Hubble's law states that a galaxy's recession velocity is proportional to its distance:

$v = H_0 \times d$

where $v$ is the recession velocity, $d$ is the distance to the galaxy, and $H_0$ is the Hubble constant.

The Hubble constant represents the current expansion rate of the universe. Its value is approximately 70 km/s/Mpc (kilometers per second per megaparsec, where 1 Mpc equals 3.26 million light-years). That means a galaxy 1 Mpc away recedes at about 70 km/s, a galaxy 2 Mpc away recedes at about 140 km/s, and so on.

To calculate a galaxy's distance using Hubble's law:

1. Measure the galaxy's redshift from its spectrum.
2. Convert that redshift to a recession velocity using the Doppler shift formula.
3. Divide the recession velocity by the Hubble constant to get the distance: $d = v / H_0$.

The redshift caused by the expansion of space itself is called cosmological redshift, which is distinct from redshift caused by a galaxy's individual motion through space.

Models of the Expanding Universe

The fate of the universe depends on how much matter and energy it contains. Astronomers have proposed several models:

• Critical density model: The universe contains exactly enough matter to slow expansion to zero over infinite time, but never quite reverse it. Space is flat (no curvature). Think of a ball rolled uphill with just barely enough speed to reach the top.
• Open model: The universe has less than the critical density of matter. Expansion continues forever and never slows to zero. Space has negative curvature, sometimes described as saddle-shaped.
• Closed model: The universe has more than the critical density. Gravity eventually halts and reverses expansion, leading to a collapse called the "Big Crunch." Space has positive curvature, like the surface of a sphere.
• Accelerating expansion model: This is the model best supported by current evidence. In the late 1990s, observations of distant Type Ia supernovae showed that the expansion of the universe is actually speeding up, not slowing down. This acceleration is attributed to dark energy, a mysterious form of energy that permeates all of space. If this continues, the universe will expand at an ever-increasing rate, eventually leading to a "Big Freeze" where galaxies drift apart and stars burn out.

Variations in the Hubble Constant

You might expect the Hubble constant to be a single agreed-upon number, but different measurement methods actually give slightly different values. This discrepancy is one of the biggest open questions in cosmology right now.

Different measurement techniques include:

• Cepheid variable stars and Type Ia supernovae, which serve as standard candles at different distance scales
• Gravitational lensing, where light bending around massive objects provides distance information
• The cosmic microwave background (CMB), leftover radiation from the early universe that encodes information about expansion history

Systematic errors compound across the "cosmic distance ladder." Each rung of the ladder (parallax, then Cepheids, then supernovae) relies on calibrating against the previous rung, so small errors at one step get amplified at larger distances.

Local variations also play a role.
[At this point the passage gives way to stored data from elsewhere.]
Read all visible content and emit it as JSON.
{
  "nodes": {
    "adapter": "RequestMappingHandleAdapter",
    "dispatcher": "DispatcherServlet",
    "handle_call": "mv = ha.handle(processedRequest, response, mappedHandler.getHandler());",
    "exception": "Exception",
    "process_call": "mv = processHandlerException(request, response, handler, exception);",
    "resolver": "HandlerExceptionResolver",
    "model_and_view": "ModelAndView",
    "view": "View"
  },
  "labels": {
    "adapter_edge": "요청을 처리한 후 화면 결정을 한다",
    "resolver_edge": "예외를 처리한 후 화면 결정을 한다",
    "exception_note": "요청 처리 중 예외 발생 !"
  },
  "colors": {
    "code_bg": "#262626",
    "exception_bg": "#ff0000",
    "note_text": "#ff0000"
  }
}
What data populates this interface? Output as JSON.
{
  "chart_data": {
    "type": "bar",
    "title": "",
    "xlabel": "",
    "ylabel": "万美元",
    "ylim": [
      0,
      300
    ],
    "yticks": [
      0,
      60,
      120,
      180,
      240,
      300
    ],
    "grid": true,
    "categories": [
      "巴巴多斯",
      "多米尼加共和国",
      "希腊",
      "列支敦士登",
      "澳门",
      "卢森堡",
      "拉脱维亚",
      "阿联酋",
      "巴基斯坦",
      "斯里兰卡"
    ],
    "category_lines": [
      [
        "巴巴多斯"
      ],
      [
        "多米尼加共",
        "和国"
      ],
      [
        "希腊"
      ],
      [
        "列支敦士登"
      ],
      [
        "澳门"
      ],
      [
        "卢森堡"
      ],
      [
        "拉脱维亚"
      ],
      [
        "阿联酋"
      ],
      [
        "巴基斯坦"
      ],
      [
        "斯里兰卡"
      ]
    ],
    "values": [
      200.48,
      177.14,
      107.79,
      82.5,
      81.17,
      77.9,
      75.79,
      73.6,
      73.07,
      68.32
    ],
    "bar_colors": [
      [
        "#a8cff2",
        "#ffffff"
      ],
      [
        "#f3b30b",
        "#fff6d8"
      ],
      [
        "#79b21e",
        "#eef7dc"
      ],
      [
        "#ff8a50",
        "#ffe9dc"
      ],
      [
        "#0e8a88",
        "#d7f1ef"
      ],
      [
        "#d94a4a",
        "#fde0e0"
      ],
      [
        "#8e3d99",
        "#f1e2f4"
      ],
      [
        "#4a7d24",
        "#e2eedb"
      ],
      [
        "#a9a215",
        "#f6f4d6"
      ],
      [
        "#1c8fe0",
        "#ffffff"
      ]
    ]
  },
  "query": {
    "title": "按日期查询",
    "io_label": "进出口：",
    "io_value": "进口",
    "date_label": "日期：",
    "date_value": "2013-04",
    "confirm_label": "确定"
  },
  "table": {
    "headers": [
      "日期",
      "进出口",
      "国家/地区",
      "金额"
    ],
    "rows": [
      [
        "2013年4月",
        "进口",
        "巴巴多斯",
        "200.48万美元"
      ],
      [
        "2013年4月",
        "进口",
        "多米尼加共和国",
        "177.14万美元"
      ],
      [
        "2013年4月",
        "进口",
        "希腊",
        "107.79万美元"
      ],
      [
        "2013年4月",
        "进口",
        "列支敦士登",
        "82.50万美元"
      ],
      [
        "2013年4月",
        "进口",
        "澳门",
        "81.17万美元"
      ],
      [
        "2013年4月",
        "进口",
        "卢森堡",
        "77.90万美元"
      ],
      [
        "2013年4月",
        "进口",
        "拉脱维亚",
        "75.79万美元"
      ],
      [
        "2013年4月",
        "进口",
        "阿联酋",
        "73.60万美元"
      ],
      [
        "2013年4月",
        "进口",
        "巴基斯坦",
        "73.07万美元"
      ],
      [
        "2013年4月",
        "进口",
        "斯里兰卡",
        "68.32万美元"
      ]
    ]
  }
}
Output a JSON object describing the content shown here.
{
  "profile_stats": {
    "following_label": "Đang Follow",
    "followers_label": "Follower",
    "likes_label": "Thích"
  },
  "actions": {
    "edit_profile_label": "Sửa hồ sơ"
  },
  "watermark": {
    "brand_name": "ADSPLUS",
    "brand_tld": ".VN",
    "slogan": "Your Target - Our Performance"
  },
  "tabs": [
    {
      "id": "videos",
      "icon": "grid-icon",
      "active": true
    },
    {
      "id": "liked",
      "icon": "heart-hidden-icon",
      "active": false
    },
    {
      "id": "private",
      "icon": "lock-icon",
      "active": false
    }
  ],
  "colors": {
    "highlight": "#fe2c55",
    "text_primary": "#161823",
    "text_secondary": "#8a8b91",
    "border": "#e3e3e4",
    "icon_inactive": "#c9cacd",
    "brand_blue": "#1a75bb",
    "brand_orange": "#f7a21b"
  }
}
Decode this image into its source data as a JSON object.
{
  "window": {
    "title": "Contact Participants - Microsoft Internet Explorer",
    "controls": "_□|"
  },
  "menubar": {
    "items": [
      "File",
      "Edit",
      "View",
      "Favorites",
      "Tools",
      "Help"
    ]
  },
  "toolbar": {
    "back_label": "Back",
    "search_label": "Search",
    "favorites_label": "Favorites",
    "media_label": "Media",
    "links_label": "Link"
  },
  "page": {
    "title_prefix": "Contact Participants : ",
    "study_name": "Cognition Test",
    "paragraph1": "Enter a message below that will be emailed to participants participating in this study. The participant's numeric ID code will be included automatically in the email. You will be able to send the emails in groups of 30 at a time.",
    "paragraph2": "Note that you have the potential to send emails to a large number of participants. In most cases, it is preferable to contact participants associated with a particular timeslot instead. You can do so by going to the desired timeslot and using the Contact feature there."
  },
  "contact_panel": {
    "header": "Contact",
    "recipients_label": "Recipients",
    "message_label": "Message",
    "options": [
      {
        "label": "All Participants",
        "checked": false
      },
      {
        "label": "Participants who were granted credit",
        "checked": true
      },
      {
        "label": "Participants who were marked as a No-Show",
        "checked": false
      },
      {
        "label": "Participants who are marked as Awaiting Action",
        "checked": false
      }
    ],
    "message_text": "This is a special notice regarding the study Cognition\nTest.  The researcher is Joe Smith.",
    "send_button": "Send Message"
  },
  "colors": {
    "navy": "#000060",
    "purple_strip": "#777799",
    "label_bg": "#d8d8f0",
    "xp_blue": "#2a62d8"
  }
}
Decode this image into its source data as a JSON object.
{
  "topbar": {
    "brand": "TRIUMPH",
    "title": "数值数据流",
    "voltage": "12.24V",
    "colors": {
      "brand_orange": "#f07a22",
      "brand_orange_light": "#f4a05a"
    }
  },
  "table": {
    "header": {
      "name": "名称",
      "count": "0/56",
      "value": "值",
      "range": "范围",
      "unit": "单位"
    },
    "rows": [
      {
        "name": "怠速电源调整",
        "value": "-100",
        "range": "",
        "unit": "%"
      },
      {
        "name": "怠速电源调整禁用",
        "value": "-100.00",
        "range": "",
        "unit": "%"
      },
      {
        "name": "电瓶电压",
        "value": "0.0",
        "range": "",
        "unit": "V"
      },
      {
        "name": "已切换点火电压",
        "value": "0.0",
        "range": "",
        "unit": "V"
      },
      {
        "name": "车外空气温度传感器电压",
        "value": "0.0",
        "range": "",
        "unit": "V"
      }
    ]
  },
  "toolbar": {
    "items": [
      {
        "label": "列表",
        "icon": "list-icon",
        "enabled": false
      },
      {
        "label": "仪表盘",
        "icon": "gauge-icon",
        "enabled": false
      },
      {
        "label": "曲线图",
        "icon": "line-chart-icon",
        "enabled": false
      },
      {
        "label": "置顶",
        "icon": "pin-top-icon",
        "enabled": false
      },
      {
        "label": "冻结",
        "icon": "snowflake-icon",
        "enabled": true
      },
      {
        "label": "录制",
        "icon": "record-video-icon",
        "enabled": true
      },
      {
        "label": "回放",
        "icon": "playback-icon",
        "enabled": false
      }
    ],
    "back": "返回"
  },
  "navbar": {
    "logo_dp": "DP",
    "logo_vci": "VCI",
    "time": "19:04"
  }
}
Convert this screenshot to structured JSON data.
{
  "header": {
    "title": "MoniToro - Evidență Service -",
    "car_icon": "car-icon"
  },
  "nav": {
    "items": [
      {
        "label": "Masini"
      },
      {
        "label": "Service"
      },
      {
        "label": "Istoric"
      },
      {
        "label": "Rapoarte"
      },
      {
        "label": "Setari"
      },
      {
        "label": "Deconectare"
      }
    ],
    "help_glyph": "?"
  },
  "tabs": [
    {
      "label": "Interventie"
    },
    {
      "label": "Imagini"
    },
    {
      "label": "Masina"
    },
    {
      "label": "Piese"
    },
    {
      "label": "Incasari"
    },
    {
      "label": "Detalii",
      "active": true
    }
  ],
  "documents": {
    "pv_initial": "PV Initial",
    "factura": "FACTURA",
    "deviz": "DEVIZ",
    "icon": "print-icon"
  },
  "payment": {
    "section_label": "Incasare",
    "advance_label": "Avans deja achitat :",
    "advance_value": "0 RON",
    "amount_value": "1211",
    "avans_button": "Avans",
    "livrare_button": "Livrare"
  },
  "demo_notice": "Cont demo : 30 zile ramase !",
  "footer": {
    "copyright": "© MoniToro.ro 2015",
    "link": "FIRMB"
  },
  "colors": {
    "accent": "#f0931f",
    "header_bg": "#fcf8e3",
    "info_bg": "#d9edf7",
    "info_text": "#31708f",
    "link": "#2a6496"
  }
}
Large-scale structures like galaxy clusters exert gravitational pull that can speed up or slow down nearby expansion, making local measurements differ from the global average.

Model assumptions matter too. The value you derive for $H_0$ depends on what you assume about matter density, dark energy, and other cosmological parameters built into your calculations.

Fundamental Concepts in Cosmology

These terms come up frequently when discussing the expanding universe:

• Cosmological principle: On the largest scales, the universe looks the same everywhere (homogeneous) and in every direction (isotropic). This is a foundational assumption of modern cosmology.
• Friedmann equations: A set of equations derived from general relativity that describe how the expansion of space changes over time in a homogeneous, isotropic universe.
• Scale factor: A value that tracks how the size of the universe changes relative to some reference time. As the universe expands, the scale factor increases.
• Cosmic inflation: A theory proposing that the very early universe underwent an extremely rapid burst of expansion in a tiny fraction of a second, which helps explain why the universe appears so uniform on large scales.